Heart failure is a complex clinical syndrome in which ventricular filling or ejection capacity is impaired due to structural or functional diseases of the heart. In order to establish a stable heart failure model, we investigated cardiac parameters in rats with abdominal aortic contraction and normal rats, including the left ventricular posterior wall diameter (LVPWd), the interventricular septum thickness of end-diastolic (IVSd), the left ventricular end-diastolic diameter (LVEDd), the left ventricular ejection fraction (LVEF), and left ventricular fractional shortening (LVFS). Rats were randomly divided into experimental group (n = 20) and control group (n = 20). The experimental group underwent modified abdominal aortic constriction, while the control group only isolated the abdominal aorta without constriction.
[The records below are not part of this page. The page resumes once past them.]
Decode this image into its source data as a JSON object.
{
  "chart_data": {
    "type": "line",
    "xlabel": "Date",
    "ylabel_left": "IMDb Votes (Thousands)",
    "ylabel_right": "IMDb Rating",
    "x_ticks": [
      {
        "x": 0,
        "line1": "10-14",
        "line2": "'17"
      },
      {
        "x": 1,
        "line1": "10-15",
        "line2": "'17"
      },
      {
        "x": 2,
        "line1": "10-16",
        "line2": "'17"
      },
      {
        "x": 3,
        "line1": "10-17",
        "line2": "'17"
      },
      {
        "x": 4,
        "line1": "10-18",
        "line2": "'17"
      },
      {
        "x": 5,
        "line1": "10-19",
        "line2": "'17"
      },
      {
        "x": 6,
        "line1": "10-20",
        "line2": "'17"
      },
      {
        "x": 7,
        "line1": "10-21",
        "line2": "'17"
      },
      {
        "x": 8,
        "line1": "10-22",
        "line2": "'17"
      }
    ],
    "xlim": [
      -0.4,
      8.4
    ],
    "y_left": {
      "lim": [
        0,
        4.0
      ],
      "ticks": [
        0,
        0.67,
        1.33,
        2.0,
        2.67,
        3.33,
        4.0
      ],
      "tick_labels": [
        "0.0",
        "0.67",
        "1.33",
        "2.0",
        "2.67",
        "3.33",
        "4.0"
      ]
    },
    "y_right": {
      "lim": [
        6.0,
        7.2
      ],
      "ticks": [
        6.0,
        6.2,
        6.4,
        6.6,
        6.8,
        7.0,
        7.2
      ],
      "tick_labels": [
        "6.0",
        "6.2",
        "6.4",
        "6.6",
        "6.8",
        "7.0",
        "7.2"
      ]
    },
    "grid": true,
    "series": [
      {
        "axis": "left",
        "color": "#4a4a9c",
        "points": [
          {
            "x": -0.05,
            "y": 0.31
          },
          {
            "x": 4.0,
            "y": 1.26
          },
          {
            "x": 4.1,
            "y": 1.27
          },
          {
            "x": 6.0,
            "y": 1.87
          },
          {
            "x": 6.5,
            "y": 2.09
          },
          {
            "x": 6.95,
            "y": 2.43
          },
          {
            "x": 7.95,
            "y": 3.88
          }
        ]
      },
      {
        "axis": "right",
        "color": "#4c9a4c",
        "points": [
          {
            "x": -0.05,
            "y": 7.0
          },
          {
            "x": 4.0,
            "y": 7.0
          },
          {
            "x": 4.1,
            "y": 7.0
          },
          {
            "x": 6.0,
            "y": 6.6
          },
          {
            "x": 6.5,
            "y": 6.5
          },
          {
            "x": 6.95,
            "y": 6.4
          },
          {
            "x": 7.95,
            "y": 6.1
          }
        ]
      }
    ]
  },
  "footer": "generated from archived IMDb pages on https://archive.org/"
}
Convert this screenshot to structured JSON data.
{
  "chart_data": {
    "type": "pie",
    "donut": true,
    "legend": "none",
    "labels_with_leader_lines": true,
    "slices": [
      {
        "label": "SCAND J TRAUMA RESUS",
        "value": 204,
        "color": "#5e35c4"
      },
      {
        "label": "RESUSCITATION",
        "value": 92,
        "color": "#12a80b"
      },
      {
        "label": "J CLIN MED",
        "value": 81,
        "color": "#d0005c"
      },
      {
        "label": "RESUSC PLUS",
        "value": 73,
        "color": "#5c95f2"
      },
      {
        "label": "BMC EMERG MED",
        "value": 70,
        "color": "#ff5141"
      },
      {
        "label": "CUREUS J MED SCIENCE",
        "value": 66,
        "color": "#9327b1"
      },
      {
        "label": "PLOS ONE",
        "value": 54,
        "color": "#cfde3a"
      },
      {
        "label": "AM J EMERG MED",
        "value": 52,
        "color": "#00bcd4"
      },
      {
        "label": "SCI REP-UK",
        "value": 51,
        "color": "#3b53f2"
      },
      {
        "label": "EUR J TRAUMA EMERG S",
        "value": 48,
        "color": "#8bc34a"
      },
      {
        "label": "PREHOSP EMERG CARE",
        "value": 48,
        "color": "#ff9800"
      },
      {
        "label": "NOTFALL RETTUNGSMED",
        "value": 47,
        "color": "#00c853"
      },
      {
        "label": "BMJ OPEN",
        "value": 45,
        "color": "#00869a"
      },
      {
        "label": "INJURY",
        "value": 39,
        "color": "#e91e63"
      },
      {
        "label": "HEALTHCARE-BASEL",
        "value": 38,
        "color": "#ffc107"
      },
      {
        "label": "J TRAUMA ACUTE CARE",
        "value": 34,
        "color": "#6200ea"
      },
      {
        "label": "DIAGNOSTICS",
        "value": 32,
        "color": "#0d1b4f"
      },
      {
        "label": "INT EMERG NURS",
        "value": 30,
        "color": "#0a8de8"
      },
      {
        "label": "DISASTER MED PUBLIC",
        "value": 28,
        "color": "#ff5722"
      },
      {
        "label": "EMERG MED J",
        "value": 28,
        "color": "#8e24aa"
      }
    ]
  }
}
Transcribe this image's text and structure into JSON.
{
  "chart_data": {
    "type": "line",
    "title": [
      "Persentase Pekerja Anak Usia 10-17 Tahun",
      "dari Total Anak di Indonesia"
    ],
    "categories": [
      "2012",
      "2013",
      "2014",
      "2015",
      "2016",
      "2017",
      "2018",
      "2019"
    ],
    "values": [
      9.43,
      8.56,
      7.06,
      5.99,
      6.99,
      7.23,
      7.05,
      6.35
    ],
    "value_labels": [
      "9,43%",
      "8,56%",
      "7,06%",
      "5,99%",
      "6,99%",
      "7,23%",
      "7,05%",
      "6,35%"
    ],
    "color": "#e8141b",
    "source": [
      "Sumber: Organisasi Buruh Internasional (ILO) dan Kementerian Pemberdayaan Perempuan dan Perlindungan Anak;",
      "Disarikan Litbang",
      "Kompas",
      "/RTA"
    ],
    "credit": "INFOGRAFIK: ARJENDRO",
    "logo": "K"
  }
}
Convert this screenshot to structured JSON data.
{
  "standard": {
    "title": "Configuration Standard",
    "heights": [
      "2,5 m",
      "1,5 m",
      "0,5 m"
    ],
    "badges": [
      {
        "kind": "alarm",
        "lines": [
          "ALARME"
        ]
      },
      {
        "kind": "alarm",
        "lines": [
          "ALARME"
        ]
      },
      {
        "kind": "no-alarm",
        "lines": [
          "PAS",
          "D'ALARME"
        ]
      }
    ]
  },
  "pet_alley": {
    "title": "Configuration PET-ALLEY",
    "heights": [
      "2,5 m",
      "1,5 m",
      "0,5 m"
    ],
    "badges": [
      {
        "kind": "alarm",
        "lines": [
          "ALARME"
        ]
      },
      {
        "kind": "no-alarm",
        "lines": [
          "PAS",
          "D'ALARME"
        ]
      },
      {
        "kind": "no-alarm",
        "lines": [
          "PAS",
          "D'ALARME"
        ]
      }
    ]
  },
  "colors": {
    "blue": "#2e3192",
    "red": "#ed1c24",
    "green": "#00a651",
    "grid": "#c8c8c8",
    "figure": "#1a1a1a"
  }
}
The results showed that the survival rate of rats in the experimental group was 85% after one week of operation, while the survival rate of rats in the control group was 100%. Five weeks after operation, the left ventricular posterior wall diameter (LVPWd) and the interventricular septum thickness of end-diastolic (IVSd) in the experimental group were all increased compared with those in the control group, and the differences were statistically significant (p < 0.05); the left ventricular end-diastolic diameter (LVEDd) in the experimental group showed an increasing trend compared with the control group, but p > 0.05; compared with the control group, the left ventricular ejection fraction (LVEF) and left ventricular fractional shortening (LVFS) in the experimental group showed downward trend, but p > 0.05. 10 weeks after operation, the LVPWd, IVSd, and LVEDd of the experimental group were increased compared with the control group, p < 0.05, and the LVEF and LVFS of the experimental group were decreased compared with the control group, p < 0.05. Compared with the control group, the BNP of the experimental group increased significantly, p < 0.05. The heart weight index and left ventricular weight index of rats in the experimental group were significantly higher than those in the control group, p < 0.05. HE staining showed that the myocardial cells in the experimental group increased in volume, disordered cell arrangement, widened gaps, increased nuclear hyperchromia, and uneven staining. This paper provides a theoretical basis for the study of heart failure.